A gas-fired furnace needs oxygen to fuel burner combustion and a means to convey hot, hazardous combustion byproducts safely out of the house. The furnace flue is the pipe that exhausts these gases away from living spaces. Usually a galvanized metal pipe sized to accommodate the furnace's output of British thermal units, the flue connects to the furnace combustion chamber and is typically routed up through the ceiling and attic, terminating at a hooded vent on the exterior of the roof.
How the Flue Works
In a conventional, noncondensing furnace, the convection of hot gases in the flue creates a "chimney effect" that continuously pulls gases up the flue and out of the house. Common byproducts of burning natural gas include nitrogen dioxide, sulfur dioxide, water vapor and carbon monoxide. The last component is the reason an intact, unobstructed furnace flue is critical for safe heating.

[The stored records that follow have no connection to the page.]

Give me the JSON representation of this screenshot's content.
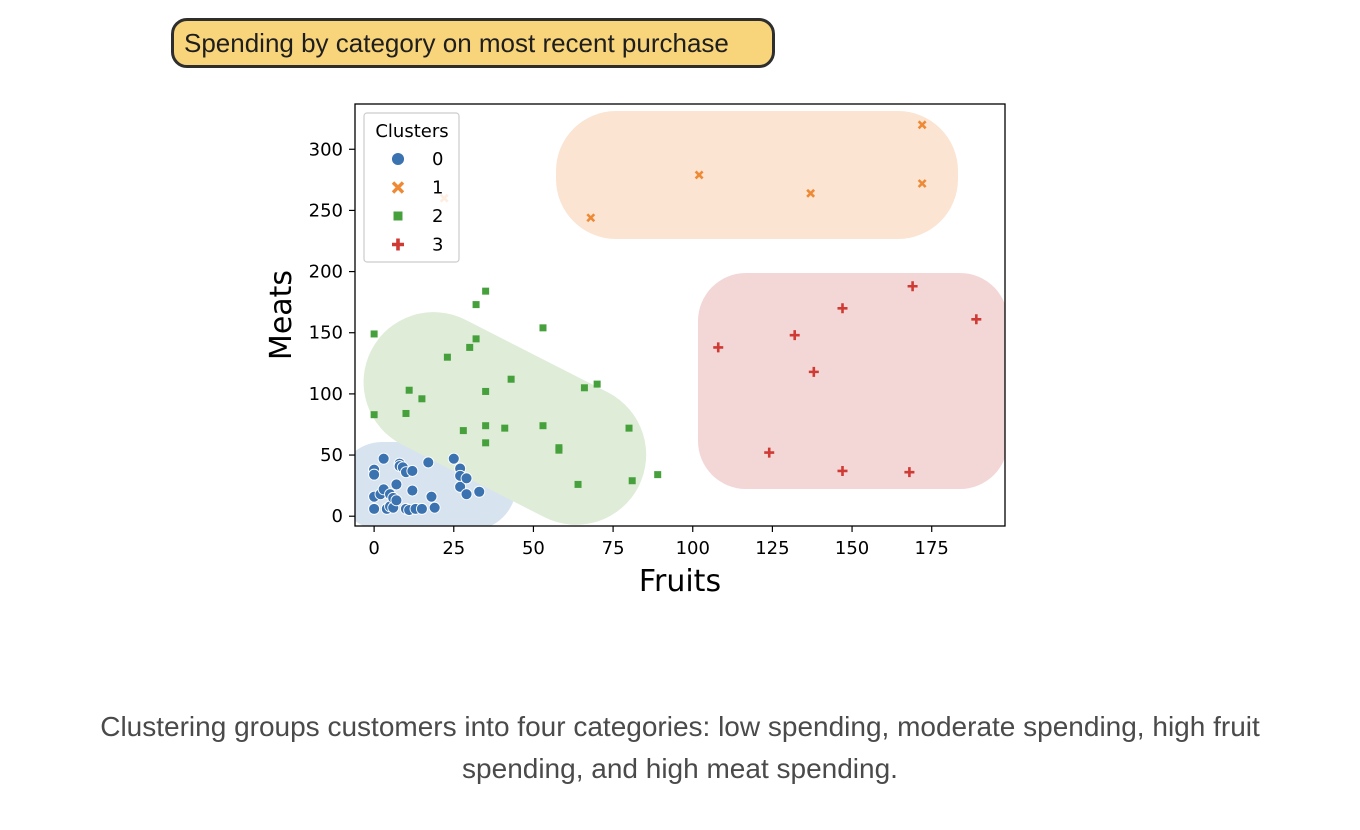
{
  "title": "Spending by category on most recent purchase",
  "caption": "Clustering groups customers into four categories: low spending, moderate spending, high fruit spending, and high meat spending.",
  "chart_data": {
    "type": "scatter",
    "xlabel": "Fruits",
    "ylabel": "Meats",
    "xlim": [
      -6,
      198
    ],
    "ylim": [
      -8,
      337
    ],
    "xticks": [
      0,
      25,
      50,
      75,
      100,
      125,
      150,
      175
    ],
    "yticks": [
      0,
      50,
      100,
      150,
      200,
      250,
      300
    ],
    "grid": false,
    "legend": {
      "title": "Clusters",
      "position": "top-left"
    },
    "series": [
      {
        "name": "0",
        "marker": "circle",
        "color": "#3b73b0",
        "points": [
          [
            0,
            38
          ],
          [
            0,
            34
          ],
          [
            0,
            16
          ],
          [
            0,
            6
          ],
          [
            2,
            18
          ],
          [
            3,
            47
          ],
          [
            3,
            22
          ],
          [
            4,
            6
          ],
          [
            5,
            8
          ],
          [
            5,
            18
          ],
          [
            6,
            15
          ],
          [
            6,
            7
          ],
          [
            7,
            26
          ],
          [
            7,
            13
          ],
          [
            8,
            43
          ],
          [
            8,
            41
          ],
          [
            9,
            40
          ],
          [
            10,
            36
          ],
          [
            10,
            6
          ],
          [
            11,
            5
          ],
          [
            12,
            37
          ],
          [
            12,
            21
          ],
          [
            13,
            6
          ],
          [
            15,
            6
          ],
          [
            17,
            44
          ],
          [
            18,
            16
          ],
          [
            19,
            7
          ],
          [
            25,
            47
          ],
          [
            27,
            39
          ],
          [
            27,
            33
          ],
          [
            27,
            24
          ],
          [
            29,
            18
          ],
          [
            29,
            31
          ],
          [
            33,
            20
          ]
        ]
      },
      {
        "name": "1",
        "marker": "x",
        "color": "#ee8a35",
        "points": [
          [
            22,
            260
          ],
          [
            68,
            244
          ],
          [
            102,
            279
          ],
          [
            137,
            264
          ],
          [
            172,
            320
          ],
          [
            172,
            272
          ]
        ]
      },
      {
        "name": "2",
        "marker": "square",
        "color": "#46a13c",
        "points": [
          [
            0,
            149
          ],
          [
            0,
            83
          ],
          [
            10,
            84
          ],
          [
            11,
            103
          ],
          [
            15,
            96
          ],
          [
            23,
            130
          ],
          [
            28,
            70
          ],
          [
            30,
            138
          ],
          [
            32,
            145
          ],
          [
            32,
            173
          ],
          [
            35,
            184
          ],
          [
            35,
            102
          ],
          [
            35,
            74
          ],
          [
            35,
            60
          ],
          [
            41,
            72
          ],
          [
            43,
            112
          ],
          [
            53,
            154
          ],
          [
            53,
            74
          ],
          [
            58,
            56
          ],
          [
            58,
            54
          ],
          [
            64,
            26
          ],
          [
            66,
            105
          ],
          [
            70,
            108
          ],
          [
            80,
            72
          ],
          [
            81,
            29
          ],
          [
            89,
            34
          ]
        ]
      },
      {
        "name": "3",
        "marker": "plus",
        "color": "#cf3a34",
        "points": [
          [
            108,
            138
          ],
          [
            124,
            52
          ],
          [
            132,
            148
          ],
          [
            138,
            118
          ],
          [
            147,
            170
          ],
          [
            147,
            37
          ],
          [
            168,
            36
          ],
          [
            169,
            188
          ],
          [
            189,
            161
          ]
        ]
      }
    ]
  }
}
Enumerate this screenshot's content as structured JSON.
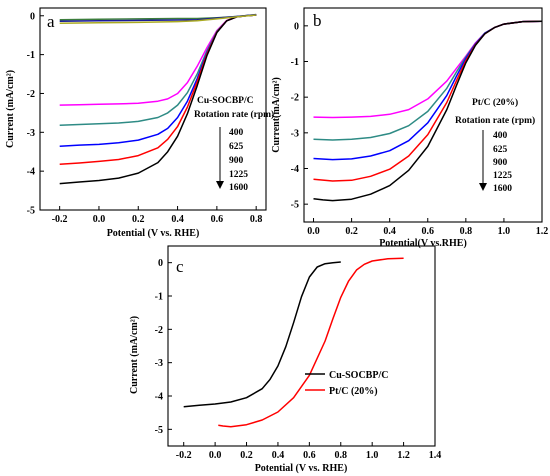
{
  "chart_data": [
    {
      "panel": "a",
      "type": "line",
      "xlabel": "Potential (V vs. RHE)",
      "ylabel": "Current (mA/cm²)",
      "xlim": [
        -0.3,
        0.85
      ],
      "ylim": [
        -5,
        0.2
      ],
      "xticks": [
        "-0.2",
        "0.0",
        "0.2",
        "0.4",
        "0.6",
        "0.8"
      ],
      "xtick_values": [
        -0.2,
        0.0,
        0.2,
        0.4,
        0.6,
        0.8
      ],
      "yticks": [
        "0",
        "-1",
        "-2",
        "-3",
        "-4",
        "-5"
      ],
      "ytick_values": [
        0,
        -1,
        -2,
        -3,
        -4,
        -5
      ],
      "annotation": {
        "title": "Cu-SOCBP/C",
        "subtitle": "Rotation rate (rpm)",
        "rates": [
          "400",
          "625",
          "900",
          "1225",
          "1600"
        ]
      },
      "series": [
        {
          "color": "#ff00ff",
          "x": [
            -0.2,
            -0.1,
            0.0,
            0.1,
            0.2,
            0.3,
            0.35,
            0.4,
            0.45,
            0.5,
            0.55,
            0.6,
            0.65,
            0.7,
            0.75,
            0.8
          ],
          "y": [
            -2.3,
            -2.29,
            -2.28,
            -2.27,
            -2.25,
            -2.2,
            -2.14,
            -2.0,
            -1.72,
            -1.3,
            -0.82,
            -0.38,
            -0.12,
            -0.03,
            0.0,
            0.02
          ]
        },
        {
          "color": "#2e8b85",
          "x": [
            -0.2,
            -0.1,
            0.0,
            0.1,
            0.2,
            0.3,
            0.35,
            0.4,
            0.45,
            0.5,
            0.55,
            0.6,
            0.65,
            0.7,
            0.75,
            0.8
          ],
          "y": [
            -2.82,
            -2.8,
            -2.78,
            -2.76,
            -2.72,
            -2.62,
            -2.5,
            -2.3,
            -1.98,
            -1.5,
            -0.9,
            -0.4,
            -0.13,
            -0.03,
            0.0,
            0.02
          ]
        },
        {
          "color": "#0000ff",
          "x": [
            -0.2,
            -0.1,
            0.0,
            0.1,
            0.2,
            0.3,
            0.35,
            0.4,
            0.45,
            0.5,
            0.55,
            0.6,
            0.65,
            0.7,
            0.75,
            0.8
          ],
          "y": [
            -3.36,
            -3.33,
            -3.31,
            -3.27,
            -3.2,
            -3.05,
            -2.9,
            -2.62,
            -2.2,
            -1.62,
            -0.95,
            -0.42,
            -0.13,
            -0.03,
            0.0,
            0.02
          ]
        },
        {
          "color": "#ff0000",
          "x": [
            -0.2,
            -0.1,
            0.0,
            0.1,
            0.2,
            0.3,
            0.35,
            0.4,
            0.45,
            0.5,
            0.55,
            0.6,
            0.65,
            0.7,
            0.75,
            0.8
          ],
          "y": [
            -3.82,
            -3.79,
            -3.75,
            -3.7,
            -3.6,
            -3.4,
            -3.18,
            -2.85,
            -2.35,
            -1.7,
            -0.98,
            -0.42,
            -0.13,
            -0.03,
            0.0,
            0.02
          ]
        },
        {
          "color": "#000000",
          "x": [
            -0.2,
            -0.1,
            0.0,
            0.1,
            0.2,
            0.3,
            0.35,
            0.4,
            0.45,
            0.5,
            0.55,
            0.6,
            0.65,
            0.7,
            0.75,
            0.8
          ],
          "y": [
            -4.32,
            -4.28,
            -4.24,
            -4.18,
            -4.05,
            -3.78,
            -3.5,
            -3.1,
            -2.52,
            -1.8,
            -1.02,
            -0.43,
            -0.13,
            -0.03,
            0.0,
            0.02
          ]
        },
        {
          "color": "#3c7d3c",
          "x": [
            -0.2,
            0.0,
            0.2,
            0.4,
            0.5,
            0.6,
            0.7,
            0.8
          ],
          "y": [
            -0.1,
            -0.09,
            -0.08,
            -0.07,
            -0.07,
            -0.05,
            -0.02,
            0.03
          ]
        },
        {
          "color": "#1a1a99",
          "x": [
            -0.2,
            0.0,
            0.2,
            0.4,
            0.5,
            0.6,
            0.7,
            0.8
          ],
          "y": [
            -0.14,
            -0.13,
            -0.12,
            -0.11,
            -0.1,
            -0.06,
            -0.02,
            0.03
          ]
        },
        {
          "color": "#aaaa22",
          "x": [
            -0.2,
            0.0,
            0.2,
            0.4,
            0.5,
            0.6,
            0.7,
            0.8
          ],
          "y": [
            -0.19,
            -0.18,
            -0.17,
            -0.15,
            -0.13,
            -0.08,
            -0.03,
            0.02
          ]
        }
      ]
    },
    {
      "panel": "b",
      "type": "line",
      "xlabel": "Potential(V vs.RHE)",
      "ylabel": "Current(mA/cm²)",
      "xlim": [
        -0.05,
        1.2
      ],
      "ylim": [
        -5.5,
        0.5
      ],
      "xticks": [
        "0.0",
        "0.2",
        "0.4",
        "0.6",
        "0.8",
        "1.0",
        "1.2"
      ],
      "xtick_values": [
        0.0,
        0.2,
        0.4,
        0.6,
        0.8,
        1.0,
        1.2
      ],
      "yticks": [
        "0",
        "-1",
        "-2",
        "-3",
        "-4",
        "-5"
      ],
      "ytick_values": [
        0,
        -1,
        -2,
        -3,
        -4,
        -5
      ],
      "annotation": {
        "title": "Pt/C (20%)",
        "subtitle": "Rotation rate (rpm)",
        "rates": [
          "400",
          "625",
          "900",
          "1225",
          "1600"
        ]
      },
      "series": [
        {
          "color": "#ff00ff",
          "x": [
            0.0,
            0.1,
            0.2,
            0.3,
            0.4,
            0.5,
            0.6,
            0.7,
            0.75,
            0.8,
            0.85,
            0.9,
            0.95,
            1.0,
            1.1,
            1.2
          ],
          "y": [
            -2.56,
            -2.57,
            -2.56,
            -2.54,
            -2.48,
            -2.35,
            -2.05,
            -1.55,
            -1.2,
            -0.85,
            -0.48,
            -0.2,
            -0.05,
            0.05,
            0.12,
            0.13
          ]
        },
        {
          "color": "#2e8b85",
          "x": [
            0.0,
            0.1,
            0.2,
            0.3,
            0.4,
            0.5,
            0.6,
            0.7,
            0.75,
            0.8,
            0.85,
            0.9,
            0.95,
            1.0,
            1.1,
            1.2
          ],
          "y": [
            -3.18,
            -3.2,
            -3.18,
            -3.13,
            -3.02,
            -2.8,
            -2.4,
            -1.75,
            -1.3,
            -0.88,
            -0.5,
            -0.2,
            -0.05,
            0.05,
            0.12,
            0.13
          ]
        },
        {
          "color": "#0000ff",
          "x": [
            0.0,
            0.1,
            0.2,
            0.3,
            0.4,
            0.5,
            0.6,
            0.7,
            0.75,
            0.8,
            0.85,
            0.9,
            0.95,
            1.0,
            1.1,
            1.2
          ],
          "y": [
            -3.72,
            -3.75,
            -3.73,
            -3.65,
            -3.5,
            -3.22,
            -2.72,
            -1.95,
            -1.42,
            -0.92,
            -0.51,
            -0.21,
            -0.05,
            0.05,
            0.12,
            0.13
          ]
        },
        {
          "color": "#ff0000",
          "x": [
            0.0,
            0.1,
            0.2,
            0.3,
            0.4,
            0.5,
            0.6,
            0.7,
            0.75,
            0.8,
            0.85,
            0.9,
            0.95,
            1.0,
            1.1,
            1.2
          ],
          "y": [
            -4.3,
            -4.35,
            -4.33,
            -4.22,
            -4.02,
            -3.65,
            -3.05,
            -2.15,
            -1.55,
            -0.98,
            -0.53,
            -0.22,
            -0.05,
            0.05,
            0.12,
            0.13
          ]
        },
        {
          "color": "#000000",
          "x": [
            0.0,
            0.05,
            0.1,
            0.2,
            0.3,
            0.4,
            0.5,
            0.6,
            0.7,
            0.75,
            0.8,
            0.85,
            0.9,
            0.95,
            1.0,
            1.1,
            1.2
          ],
          "y": [
            -4.85,
            -4.88,
            -4.9,
            -4.86,
            -4.72,
            -4.48,
            -4.05,
            -3.38,
            -2.35,
            -1.68,
            -1.04,
            -0.55,
            -0.22,
            -0.05,
            0.05,
            0.12,
            0.13
          ]
        }
      ]
    },
    {
      "panel": "c",
      "type": "line",
      "xlabel": "Potential (V vs. RHE)",
      "ylabel": "Current (mA/cm²)",
      "xlim": [
        -0.3,
        1.4
      ],
      "ylim": [
        -5.5,
        0.5
      ],
      "xticks": [
        "-0.2",
        "0.0",
        "0.2",
        "0.4",
        "0.6",
        "0.8",
        "1.0",
        "1.2",
        "1.4"
      ],
      "xtick_values": [
        -0.2,
        0.0,
        0.2,
        0.4,
        0.6,
        0.8,
        1.0,
        1.2,
        1.4
      ],
      "yticks": [
        "0",
        "-1",
        "-2",
        "-3",
        "-4",
        "-5"
      ],
      "ytick_values": [
        0,
        -1,
        -2,
        -3,
        -4,
        -5
      ],
      "series": [
        {
          "name": "Cu-SOCBP/C",
          "color": "#000000",
          "x": [
            -0.2,
            -0.1,
            0.0,
            0.1,
            0.2,
            0.3,
            0.35,
            0.4,
            0.45,
            0.5,
            0.55,
            0.6,
            0.65,
            0.7,
            0.75,
            0.8
          ],
          "y": [
            -4.32,
            -4.28,
            -4.24,
            -4.18,
            -4.05,
            -3.78,
            -3.5,
            -3.1,
            -2.52,
            -1.8,
            -1.02,
            -0.43,
            -0.13,
            -0.03,
            0.0,
            0.02
          ]
        },
        {
          "name": "Pt/C (20%)",
          "color": "#ff0000",
          "x": [
            0.02,
            0.05,
            0.1,
            0.2,
            0.3,
            0.4,
            0.5,
            0.6,
            0.7,
            0.75,
            0.8,
            0.85,
            0.9,
            0.95,
            1.0,
            1.1,
            1.2
          ],
          "y": [
            -4.88,
            -4.9,
            -4.92,
            -4.86,
            -4.72,
            -4.48,
            -4.05,
            -3.38,
            -2.35,
            -1.68,
            -1.04,
            -0.55,
            -0.22,
            -0.05,
            0.05,
            0.12,
            0.13
          ]
        }
      ]
    }
  ],
  "icons": {
    "rate_arrow": "down-arrow-icon"
  }
}
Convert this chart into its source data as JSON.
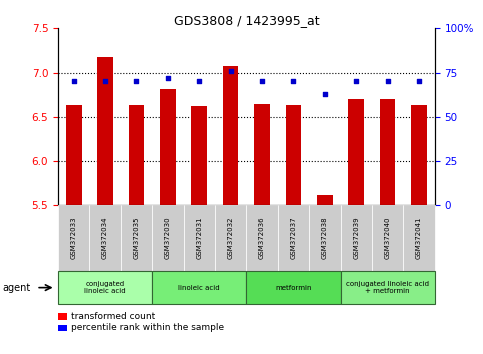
{
  "title": "GDS3808 / 1423995_at",
  "samples": [
    "GSM372033",
    "GSM372034",
    "GSM372035",
    "GSM372030",
    "GSM372031",
    "GSM372032",
    "GSM372036",
    "GSM372037",
    "GSM372038",
    "GSM372039",
    "GSM372040",
    "GSM372041"
  ],
  "transformed_counts": [
    6.63,
    7.18,
    6.63,
    6.82,
    6.62,
    7.07,
    6.65,
    6.63,
    5.62,
    6.7,
    6.7,
    6.63
  ],
  "percentile_ranks": [
    70,
    70,
    70,
    72,
    70,
    76,
    70,
    70,
    63,
    70,
    70,
    70
  ],
  "ylim_left": [
    5.5,
    7.5
  ],
  "ylim_right": [
    0,
    100
  ],
  "yticks_left": [
    5.5,
    6.0,
    6.5,
    7.0,
    7.5
  ],
  "yticks_right": [
    0,
    25,
    50,
    75,
    100
  ],
  "ytick_labels_right": [
    "0",
    "25",
    "50",
    "75",
    "100%"
  ],
  "bar_color": "#cc0000",
  "dot_color": "#0000cc",
  "agent_groups": [
    {
      "label": "conjugated\nlinoleic acid",
      "start": 0,
      "end": 3,
      "color": "#aaffaa"
    },
    {
      "label": "linoleic acid",
      "start": 3,
      "end": 6,
      "color": "#77ee77"
    },
    {
      "label": "metformin",
      "start": 6,
      "end": 9,
      "color": "#55dd55"
    },
    {
      "label": "conjugated linoleic acid\n+ metformin",
      "start": 9,
      "end": 12,
      "color": "#88ee88"
    }
  ],
  "legend_bar_label": "transformed count",
  "legend_dot_label": "percentile rank within the sample",
  "agent_label": "agent",
  "bar_width": 0.5,
  "grid_yticks": [
    6.0,
    6.5,
    7.0
  ]
}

Carbon monoxide gas is harmful and may be deadly in sufficient concentrations.
Why Good Flues Go Bad
The integrity of a furnace flue can be compromised by leaks at joints between the segments, corrosion due to exposure to water vapor and obstructions caused by bird's nests or other debris. Negative indoor air pressure caused by insufficient furnace air supply or induced by exhaust fans may also reverse the flow in the flue. Called backdrafting, outdoor air is sucked into the flue and dangerous carbon monoxide pulled back into the home. An inspection of the furnace flue as well as verifying proper combustion and indoor air balance should be part of an annual furnace checkup by a heating, ventilation and air conditioning technician.